In his first interview since being arrested, the former Nissan and Renault CEO claims the charges against him are part of 'plot' by Nissan executives.
In a short interview with The Nikkei, Carlos Ghosn said he has "no doubt" his arrest was part of a "plot" hatched by Nissan executives to kill a potential merger with Renault and Mitsubishi.
Although Ghosn wanted to include Osamu Masuko, Mitsubishi's CEO, in these discussion, Saikawa is claimed to have insisted on keeping the conversation "one-to-one".
Prior to his arrest, Ghosn was chairman and CEO of Renault and the overarching Renault-Nissan-Mitsubishi Alliance. He was also chairman of Nissan and Mitsubishi Motors.
Under Ghosn's plan, the three automakers would have united under one holding company, but would have been allowed to enjoy "autonomy" similar to the present situation.

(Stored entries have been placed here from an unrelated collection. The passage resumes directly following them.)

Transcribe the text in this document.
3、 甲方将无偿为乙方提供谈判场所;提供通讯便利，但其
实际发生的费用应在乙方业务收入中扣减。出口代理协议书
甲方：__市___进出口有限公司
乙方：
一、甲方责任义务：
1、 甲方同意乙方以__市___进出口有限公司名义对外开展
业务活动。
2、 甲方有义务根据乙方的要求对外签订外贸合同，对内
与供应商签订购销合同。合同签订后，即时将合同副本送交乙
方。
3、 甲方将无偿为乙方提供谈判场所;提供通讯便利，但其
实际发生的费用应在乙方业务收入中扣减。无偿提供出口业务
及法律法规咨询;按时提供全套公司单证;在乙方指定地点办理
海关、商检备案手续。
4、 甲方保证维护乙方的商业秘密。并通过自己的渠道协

Currently Nissan controls Mitsubishi Motors via a 34 per cent shareholding, and owns a 15 per cent non-voting stake in Renault.
Thanks to the Renault's 1999 rescue of its Japanese partner, it owns 44 per cent of Nissan, and is able to appoint members to Nissan's board and name their preferred CEO. The French state has a 15 per cent stake in Renault.

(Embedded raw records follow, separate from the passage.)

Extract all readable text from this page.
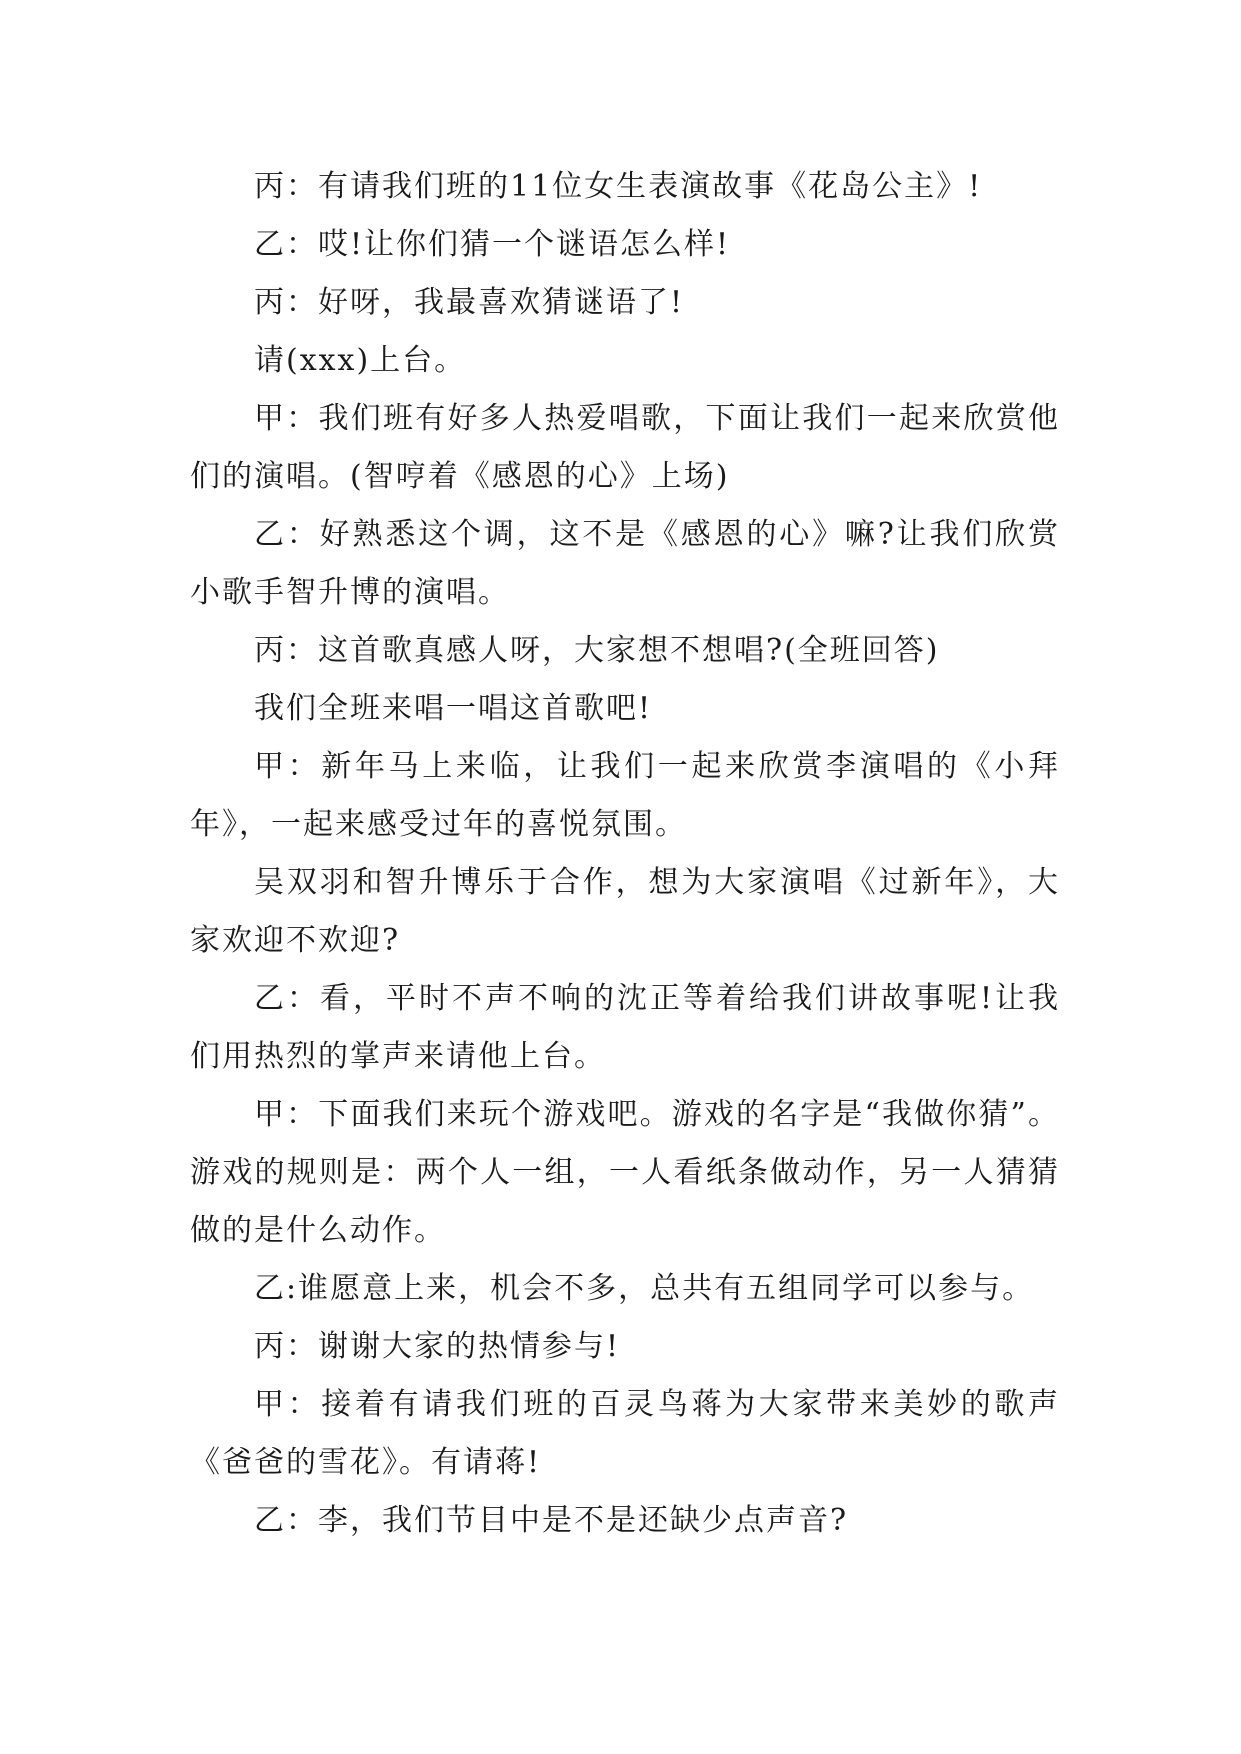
丙：有请我们班的11位女生表演故事《花岛公主》!

乙：哎!让你们猜一个谜语怎么样!

丙：好呀，我最喜欢猜谜语了!

请(xxx)上台。

甲：我们班有好多人热爱唱歌，下面让我们一起来欣赏他们的演唱。(智哼着《感恩的心》上场)

乙：好熟悉这个调，这不是《感恩的心》嘛?让我们欣赏小歌手智升博的演唱。

丙：这首歌真感人呀，大家想不想唱?(全班回答)

我们全班来唱一唱这首歌吧!

甲：新年马上来临，让我们一起来欣赏李演唱的《小拜年》，一起来感受过年的喜悦氛围。

吴双羽和智升博乐于合作，想为大家演唱《过新年》，大家欢迎不欢迎?

乙：看，平时不声不响的沈正等着给我们讲故事呢!让我们用热烈的掌声来请他上台。

甲：下面我们来玩个游戏吧。游戏的名字是“我做你猜”。游戏的规则是：两个人一组，一人看纸条做动作，另一人猜猜做的是什么动作。

乙:谁愿意上来，机会不多，总共有五组同学可以参与。

丙：谢谢大家的热情参与!

甲：接着有请我们班的百灵鸟蒋为大家带来美妙的歌声《爸爸的雪花》。有请蒋!

乙：李，我们节目中是不是还缺少点声音?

Ghosn admitted he was a "strong leader", but argued claims he was a dictator were a distorted version of reality created with "purpose of getting rid of me".
In the interview, Ghosn stated payments made out of the CEO's reserve fund to Saudi businessman Khaled al-Juffali were signed off by "four officers".

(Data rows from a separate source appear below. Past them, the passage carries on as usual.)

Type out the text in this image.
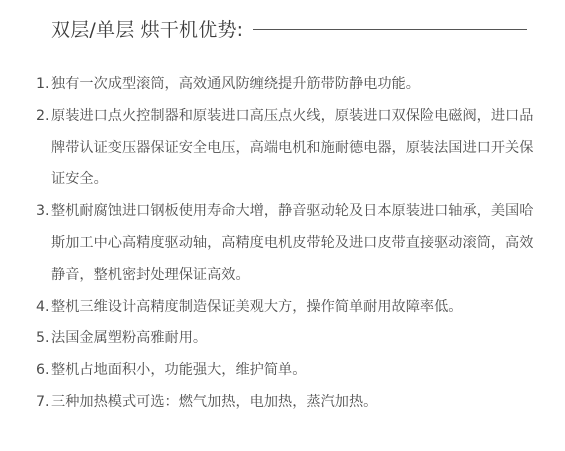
双层/单层 烘干机优势:
1. 独有一次成型滚筒，高效通风防缠绕提升筋带防静电功能。
2. 原装进口点火控制器和原装进口高压点火线，原装进口双保险电磁阀，进口品牌带认证变压器保证安全电压，高端电机和施耐德电器，原装法国进口开关保证安全。
3. 整机耐腐蚀进口钢板使用寿命大增，静音驱动轮及日本原装进口轴承，美国哈斯加工中心高精度驱动轴，高精度电机皮带轮及进口皮带直接驱动滚筒，高效静音，整机密封处理保证高效。
4. 整机三维设计高精度制造保证美观大方，操作简单耐用故障率低。
5. 法国金属塑粉高雅耐用。
6. 整机占地面积小，功能强大，维护简单。
7. 三种加热模式可选：燃气加热，电加热，蒸汽加热。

He also defended private properties in Rio de Janeiro, Brazil and Beirut, Lebanon purchased by Nissan for his use as necessary safe places where he could "work and receive people".
Stating these properties were known to everybody and signed off by Nissan's legal department, Ghosn questioned why no-one told him if these purchases were illegal.
Ghosn spoke to the The Nikkei on the 10th floor of the Tokyo Detention Centre where he has been held since his arrest on November 19, 2018.
He has been barred from talking to family and Nissan employees, but, in an unusual move by the Tokyo District Court, was granted a 15-minute — later extended to 20-minute — audience with the media.